Самоубийство Есенина Осмеркин воспринял как большое тяжелое горе. Плакал и рукавом рабочего халата долго растирал крупные слезы.
— С его уходом я себя буду чувствовать одиноким, — говорил он.
Эту фразу он часто повторял. Она жгла его мозг и царапала его сердце.
Я его утешал. Говорил:
— Надо было, Шура, ждать этого трагического конца… и с ним при мириться. Твой друг стремился к смерти. Истерично звал ее. И она при шла. Охотно пришла.
Я старался отвлечь Осмеркина от Сережи. Напоминал ему о живописи, о неоконченном портрете Кати, о нетерпеливом зимнем пейзаже, который он с балкона писал, но Шура был неумолим.
— Надо, — добавлял я, — свое горе держать в узде.
— Горе расплеснулось по всей моей душе. Ничего не могу делать… Он, не переставая, курил одну цигарку за другой. Выкурил свою и мою махорку.
В день похорон Есенина мы оба думали только о том, где бы достать курева.

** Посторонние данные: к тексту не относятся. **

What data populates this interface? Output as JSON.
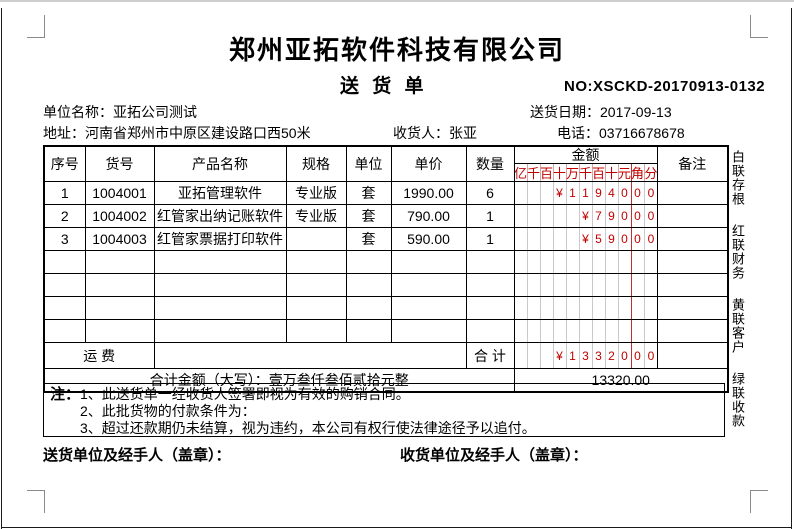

В десять часов утра Осмеркин исчез. В двенадцать явился. Очень возбужденный. Розовый, вспотевший. Не глядя на меня, бросил:
— Быстро надевай полушубок, шапку и за мной! Мороз крепкий, но выдержишь.

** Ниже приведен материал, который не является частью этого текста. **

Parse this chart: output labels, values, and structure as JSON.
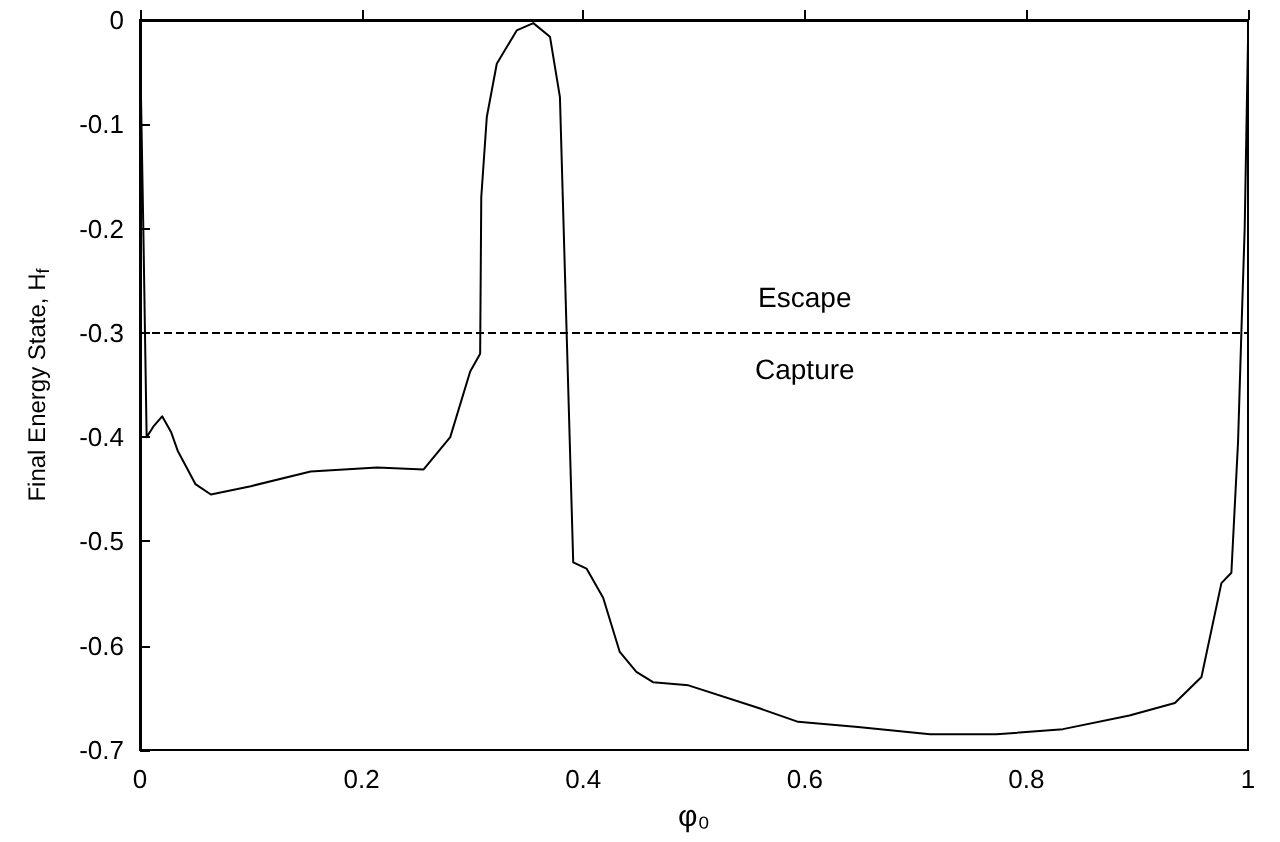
{
  "chart_data": {
    "type": "line",
    "xlabel": "φ₀",
    "ylabel": "Final Energy State, H$_{f}$",
    "xlim": [
      0,
      1
    ],
    "xticks": [
      0,
      0.2,
      0.4,
      0.6,
      0.8,
      1
    ],
    "ylim": [
      -0.7,
      0
    ],
    "yticks": [
      -0.7,
      -0.6,
      -0.5,
      -0.4,
      -0.3,
      -0.2,
      -0.1,
      0
    ],
    "grid": false,
    "marker": "none",
    "line_style": "solid",
    "series": [
      {
        "color": "#000000",
        "x": [
          0,
          0.003,
          0.006,
          0.012,
          0.02,
          0.028,
          0.034,
          0.05,
          0.064,
          0.1,
          0.154,
          0.214,
          0.256,
          0.28,
          0.298,
          0.307,
          0.308,
          0.313,
          0.322,
          0.34,
          0.355,
          0.37,
          0.379,
          0.385,
          0.391,
          0.403,
          0.418,
          0.433,
          0.448,
          0.463,
          0.495,
          0.559,
          0.594,
          0.648,
          0.713,
          0.773,
          0.833,
          0.893,
          0.934,
          0.958,
          0.976,
          0.985,
          0.991,
          0.994,
          0.997,
          1
        ],
        "values": [
          -0.02,
          -0.2,
          -0.4,
          -0.39,
          -0.38,
          -0.395,
          -0.413,
          -0.445,
          -0.455,
          -0.447,
          -0.433,
          -0.429,
          -0.431,
          -0.4,
          -0.337,
          -0.32,
          -0.17,
          -0.093,
          -0.042,
          -0.01,
          -0.003,
          -0.016,
          -0.074,
          -0.298,
          -0.52,
          -0.526,
          -0.554,
          -0.606,
          -0.625,
          -0.635,
          -0.638,
          -0.66,
          -0.673,
          -0.678,
          -0.685,
          -0.685,
          -0.68,
          -0.667,
          -0.655,
          -0.63,
          -0.54,
          -0.53,
          -0.405,
          -0.3,
          -0.2,
          -0.02
        ]
      }
    ],
    "ref_lines": [
      {
        "axis": "y",
        "value": -0.3,
        "line_style": "dashed",
        "color": "#000000"
      }
    ],
    "annotations": [
      "Escape",
      "Capture"
    ]
  }
}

И, упавшим голосом, произнес:
— Гроб с Сережей уже стоит у памятника Пушкину… Сейчас гроб будут обносить вокруг памятника… Три раза… Это в честь Сережи…
И, задыхаясь, добавил:
— Мы должны участвовать!
Я быстро оделся. Мы выскочили на улицу и понеслись к памятнику. По дороге к нам присоединился также спешивший длинноногий Мейерхольд. Он спешно перепрыгивал через снежные сугробы. Выглядел молодым, энергичным. Беззаботным.
Около памятника было много народу. Преобладали рабочие. Лица их казались овеянными безутешной скорбью. Их движения были скованы болью.

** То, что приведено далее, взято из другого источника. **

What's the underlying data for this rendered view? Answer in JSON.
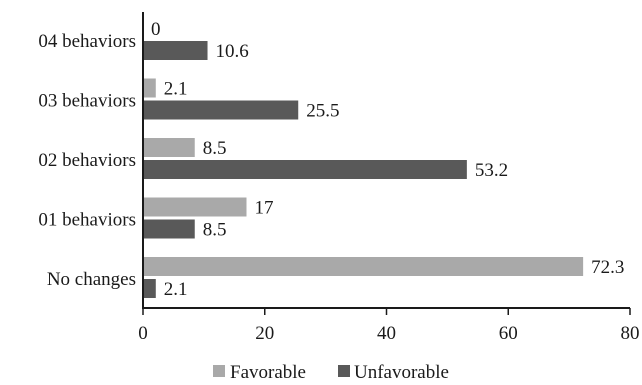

Какие-то люди медленно несли гроб, покрытый венками с печально обвисавшими черными и красными лентами.
Осмеркин подошел к несшим гроб и полушепотом сказал:
— Мы — друзья Есенина! Уступите нам на несколько минут свое место.
И двое из несших гроб уступили. Итак, мы активно участвовали в торжественных похоронах Сережи.
Получилось так, как хотел Осмеркин. Он был счастлив.
Потом гроб понесли на самое демократическое в Москве кладбище — Ваганьковское — и опустили в вырытую могилу.
Спустя несколько времени на горке могильной земли появилась огромная охристая каменная глыба. Временный памятник. Друзья и поклонники поэта покрыли всю глыбу своими автографами и стихами Сережи.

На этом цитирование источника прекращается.